Old furniture can always be reinvented with a fresh, bright lick of paint. This table picks up the concept and runs with it – giving the illusion of a board dripping with a river of fresh red paint. Designer John Nouanesing hides function (the table legs) within illusion – it is likely a great deal sturdier than it first appears.
Here is another table that seems to dispense with legs. Danish designer Essey’s Grand Illusion appears to be a tablecloth hovering in mid-air – but the clue is in the title. It is made from 3mm-thick acrylic, firm enough to magically suspend your coffee cup (David Copperfield would approve). More practically, for those with a penchant for countertop composting, the Digestive Table offers an earthier alternative – at its heart is a contained ecosystem to process food scraps and create rich fertilizer for indoor plants.
A table that thinks it’s a cutlery drawer – called Precious Famine, this arresting web of metalwork is made of Christofle silverware. Don’t drop your spoon on this table – you’ll never find it again. In a similarly reflective mood, the Brasilia table appears to be salvaging Art from seven years of bad luck, by forming a mosaic of mirror shards. The inspiration is the chaotic jumble of stone that form the foundations of Brazil’s capital city.
These tables don’t want to keep still – or so it appears. The r.n.i. tables of Korean designer Chul An Kwak are modeled on running horses, but there’s a frond-like hint of the deep sea in those trailing legs. Anyroom’s Dance table looks similarly intent on being elsewhere, but more sedately, like a caterpillar.
Surely we are now on firmer ground now, with this bedside table like a low dresser, and this tall table fit for a lamp? Not when the former folds out into a sofa (as easily and simply as sliding out a drawer) and the latter is a piece of furniture fit for an ancient Celtic warrior. James McAdam has designed the table as a response to the security fears of around half of Londoners, but it’s bound to hit a chord with the inhabitants of other thriving cities.
In Japan, a third of a million people are gainfully employed in sending tiny steel balls bouncing around vertical tables. That seems to be the inspiration behind Marbelous, perhaps the world’s first piece of Pachinko furniture. Watch as the balls wind their way through the tabletop, corkscrew down the legs and collect in the feet (and be sure to watch out for any that have escaped onto the floor).

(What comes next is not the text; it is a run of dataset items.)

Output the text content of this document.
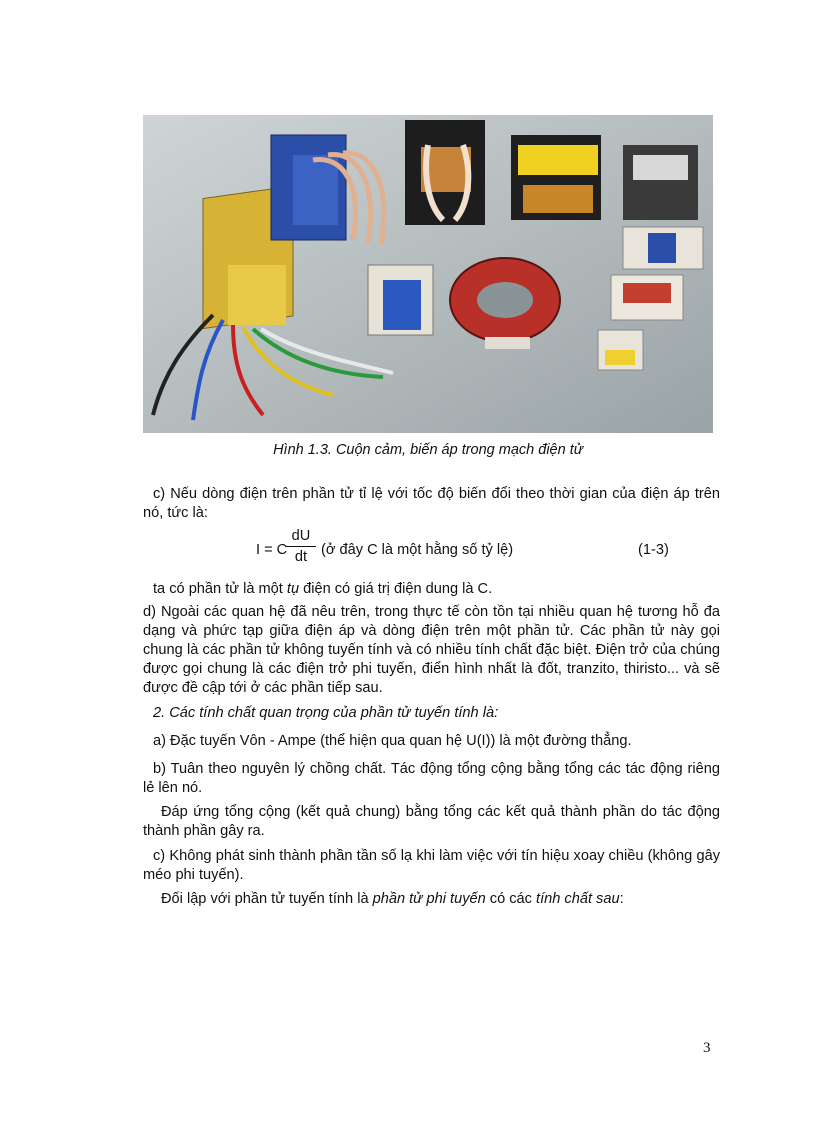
Hình 1.3. Cuộn cảm, biến áp trong mạch điện tử
c) Nếu dòng điện trên phần tử tỉ lệ với tốc độ biến đổi theo thời gian của điện áp trên nó, tức là:
I = C
$\frac{dU}{dt}$ (ở đây C là một hằng số tỷ lệ)	(1-3)
ta có phần tử là một tụ điện có giá trị điện dung là C.
d) Ngoài các quan hệ đã nêu trên, trong thực tế còn tồn tại nhiều quan hệ tương hỗ đa dạng và phức tạp giữa điện áp và dòng điện trên một phần tử. Các phần tử này gọi chung là các phần tử không tuyến tính và có nhiều tính chất đặc biệt. Điện trở của chúng được gọi chung là các điện trở phi tuyến, điển hình nhất là đốt, tranzito, thiristo... và sẽ được đề cập tới ở các phần tiếp sau.
2. Các tính chất quan trọng của phần tử tuyến tính là:
a) Đặc tuyến Vôn - Ampe (thể hiện qua quan hệ U(I)) là một đường thẳng.
b) Tuân theo nguyên lý chồng chất. Tác động tổng cộng bằng tổng các tác động riêng lẻ lên nó.
Đáp ứng tổng cộng (kết quả chung) bằng tổng các kết quả thành phần do tác động thành phần gây ra.
c) Không phát sinh thành phần tần số lạ khi làm việc với tín hiệu xoay chiều (không gây méo phi tuyến).
Đối lập với phần tử tuyến tính là phần tử phi tuyến có các tính chất sau:
3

Not content to be just a table, the House On The Table wants to be your entire office. The draught round your legs may be disconcerting, but otherwise this table offers all the basics of a modern workspace, bookcase and all. Lee Stoetzel’s creation looks like it belongs on your shelf, but it is actually a table in disguise – whilst the Stink tree table (yes, that’s the name) cunningly masquerades as an ex-table. However, a closer look reveals that crack running through its centre is a beautifully crafted tree.
Perhaps modern technology is more to your liking – in which case, these tables are sure to please. The Wave is a coffee table inset with a network of motion-sensitive LEDs: wave your hand over its surface, and a ripple of light will follow your motion. A table to make the most of your best glassware. The HP Labs Misto table, on the other hand, thinks it is your computer screen, allowing you and your loved ones to view photos and movies and play games on its touch-sensitive surface.
And lastly, a table with a sense of real grandeur. The Concerto Table looks for all the world like a super-modern Grand Piano … until dinnertime, at which point drawers slide out to reveal your best silver cutlery. It’s also designed to be amusical centerpiece, thanks to the built-in housing for an iPod. But, sadly, there are no ivories to tinkle.